Author: Megan Shepherd
Release Date: January 29, 2013
Publisher: Balzer + Bray
Description: 432 pages, Young Adult Fiction
Sixteen-year-old Juliet Moreau has built a life for herself in London—working as a maid, attending church on Sundays, and trying not to think about the scandal that ruined her life. After all, no one ever proved the rumors about her father’s gruesome experiments. But when she learns he is alive and continuing his work on a remote tropical island, she is determined to find out if the accusations are true.
Accompanied by her father’s handsome young assistant, Montgomery, and an enigmatic castaway, Edward—both of whom she is deeply drawn to—Juliet travels to the island, only to discover the depths of her father’s madness: He has experimented on animals so that they resemble, speak, and behave as humans. And worse, one of the creatures has turned violent and is killing the island’s inhabitants. Torn between horror and scientific curiosity, Juliet knows she must end her father’s dangerous experiments and escape her jungle prison before it’s too late. Yet as the island falls into chaos, she discovers the extent of her father’s genius—and madness—in her own blood.
Having been met with an overwhelming sense of consolation and reprieve after bringing to light the almost jocular fact that The Madman’s Daughter was the first book in a series (which would have been outrageous otherwise), I came to the sorry conclusion that this book was, despite a myriad of recommendations, slightly underwhelming, if not entirely disappointing. A diehard fan of classic retellings, I greeted the book with optimal expectations, only partly met with the proper vindication. Notwithstanding, many of the scenes were indeed spellbinding, the plot twists unprecedented in every respect, yet it didn’t turn out to be the masterpiece that would mercilessly abnegate me from adequate sleep. Parts of the story dragged for too long in between the exciting scenes, and most of the characters retrogressed with each turn of the page. The love triangle was delightful at first, and futile for a time after, the pathetic excuse for resolve it was given massively frustrating. I wanted to enjoy this book, more than I dare to imagine, and even if I did admire the beginning and the end, I didn’t love it from beginning to end. This of course was profoundly unfortunate.

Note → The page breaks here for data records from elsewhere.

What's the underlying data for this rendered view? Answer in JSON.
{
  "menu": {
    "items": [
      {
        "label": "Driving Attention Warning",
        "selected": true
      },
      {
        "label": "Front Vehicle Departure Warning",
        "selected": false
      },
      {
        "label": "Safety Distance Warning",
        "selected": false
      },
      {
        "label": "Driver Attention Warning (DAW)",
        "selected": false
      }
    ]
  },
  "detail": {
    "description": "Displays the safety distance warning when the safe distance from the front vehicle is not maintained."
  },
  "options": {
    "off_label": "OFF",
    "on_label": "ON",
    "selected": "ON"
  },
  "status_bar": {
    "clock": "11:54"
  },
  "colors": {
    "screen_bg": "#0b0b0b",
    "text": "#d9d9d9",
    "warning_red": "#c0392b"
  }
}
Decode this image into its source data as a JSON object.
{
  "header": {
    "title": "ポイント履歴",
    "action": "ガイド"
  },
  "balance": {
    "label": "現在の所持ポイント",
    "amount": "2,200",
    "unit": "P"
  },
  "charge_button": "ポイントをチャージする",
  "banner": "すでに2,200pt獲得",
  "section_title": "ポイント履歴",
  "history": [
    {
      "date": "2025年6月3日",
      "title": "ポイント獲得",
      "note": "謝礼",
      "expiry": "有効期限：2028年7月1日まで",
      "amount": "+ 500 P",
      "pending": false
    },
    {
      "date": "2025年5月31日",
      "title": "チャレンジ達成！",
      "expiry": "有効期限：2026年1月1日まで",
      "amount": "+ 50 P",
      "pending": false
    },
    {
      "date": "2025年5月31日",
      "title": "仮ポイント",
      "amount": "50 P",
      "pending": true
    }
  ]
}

Between Then And Hereafter
Juliet was, at first, a strong and single-minded heroine, had more to her first name than a Shakespearean reference, and more to her last name than a shameful heritage from an infamous criminal. I loved how she kept earnest and unflagging despite the fact that her life was in utter disarray. I admired her perfunctory call to action, and how she acknowledged her failures and played to her strengths. In due time, however, her character deteriorated just as cursorily as what was left of my adoration. She became foolhardy instead of brave, selfish instead of loyal, and condescending instead of reassuring. Nonetheless, I did love how she gave herself time to sort her feelings out for both Edward and Montgomery before making decisions that could hurt either one, and I lauded her ability to speak her mind and not stand in consternation at the consequences of her actions, if she knew without a shadow of a doubt that she was doing the right thing. Outside of either circumstance however, she was rash, self-absorbed, half-mad, and a massive pain in the behind. I didn’t want to dislike her, but her idiocies superseded her achievements. Bigtime.
Love Lost And Love Found
Montgomery was likely my favorite character, because he was allegiant, yet righteous, ambitious yet down-to-earth. He performed shady tricks that seemed distasteful on the surface, but I loved how I completely empathized with his character and agreed with his reasoning, at least most of the time. He was a sentimental person, yet not to the point that he became exceedingly melodramatic, and I loved how he was attractive, not necessarily in the sense that he had washboard abs and was excruciatingly handsome (though he fits snugly into both criteria). Instead, he was thoughtful and made it a point to look after his responsibilities, and in stark contrast to Juliet, I completely embraced his character from start to finish. Edward, on the other hand, was an enigma, and in lieu of the fact that I never could come to grips with the fact that he wouldn’t think twice to put Juliet in harm’s way, I never truly warmed up to his character either. Suffice it to say that he usually just gave me the jeepers creepers.
Shadows In The Night
The book as a whole didn’t do me many favors, although I did relish in the fact that it was far from predictable. Whenever things got fascinating, I was hooked, although it was hapless how the exciting divvies encompassed less of the book than I could have hoped for. As Juliet kept on getting disoriented, leading herself astray and further into the dangers of the wilderness, or if not, questioning her own sanity and hesitating at every cornerstone, many of the scenes that should have been captivating only served to vex me even further. Despite this, the last few pages remained enjoyable, and though it wasn’t near enough to attain redemption, I do believe that this book could have done with better characterization and not much else.
If you are into unique spins on beloved classics and mystery novels like myself, in the hopes that you find the book better suited to your liking (although I still am looking forward to Her Dark Curiosity), I suggest you give this one a go.